Hi All,
The Rust Arrow implementation stores metadata for child arrays in a
struct called Field [1]. This encodes the name, nullability, datatype,
and other metadata about that array. Currently the various schema
representations, such as DataType [2] and Schema [3], store uniquely
owned Field, as either Vec<Field> or Box<Field>. This poses a couple of
challenges:
1. Nested schema will encode the same Field, including separate
allocations for the name and any metadata, in multiple redundant
allocations at every level in the hierarchy
2. The above nested schema will then be duplicated for every instance of
a nested array
3. Projecting or cloning schema results in large amounts of cloning of
Field names and metadata
4. Looking up a Field by name requires a linear O(n^2) search through a
Vec<Field>
5. No cheap way to compare schema for pointer equality
Together these result in inefficient CPU and memory utilisation [4] [5],
especially for tables with wide or nested schemas.

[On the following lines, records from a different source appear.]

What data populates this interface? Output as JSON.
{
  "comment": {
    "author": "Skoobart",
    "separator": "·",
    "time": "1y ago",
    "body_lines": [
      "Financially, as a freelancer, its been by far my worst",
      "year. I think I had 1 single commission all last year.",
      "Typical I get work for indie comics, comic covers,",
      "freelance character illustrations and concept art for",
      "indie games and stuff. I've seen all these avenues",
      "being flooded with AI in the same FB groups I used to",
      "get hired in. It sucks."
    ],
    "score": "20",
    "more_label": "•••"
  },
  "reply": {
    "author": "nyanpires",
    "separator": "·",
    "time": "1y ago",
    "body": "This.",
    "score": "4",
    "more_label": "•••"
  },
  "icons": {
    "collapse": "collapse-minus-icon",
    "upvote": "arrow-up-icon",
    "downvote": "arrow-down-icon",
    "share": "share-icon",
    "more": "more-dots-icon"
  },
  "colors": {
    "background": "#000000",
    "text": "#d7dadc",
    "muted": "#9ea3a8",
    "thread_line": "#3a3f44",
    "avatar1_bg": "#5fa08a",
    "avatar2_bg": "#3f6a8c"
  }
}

The proposed fix [6] for this is:
- Replace Box<Field> with Arc<Field> within the various schema
representations
- Replace Vec<Field> with an opaque Fields type that approximates
Arc<[Arc<Field>]>, see [7] for rationale and implementation
As this is necessarily a breaking change with downstream implications, I
wanted to solicit opinions on this approach, and would welcome any feedback
Kind Regards,
Raphael
[1]: https://docs.rs/arrow-schema/latest/arrow_schema/struct.Field.html
[2]: https://docs.rs/arrow-schema/latest/arrow_schema/enum.DataType.html
[3]: https://docs.rs/arrow-schema/latest/arrow_schema/struct.Schema.html
[4]: https://github.com/apache/arrow-datafusion/issues/5157
[5]: https://github.com/influxdata/influxdb_iox/issues/5202
[6]: https://github.com/apache/arrow-rs/issues/3955
[7]: https://github.com/apache/arrow-rs/pull/3965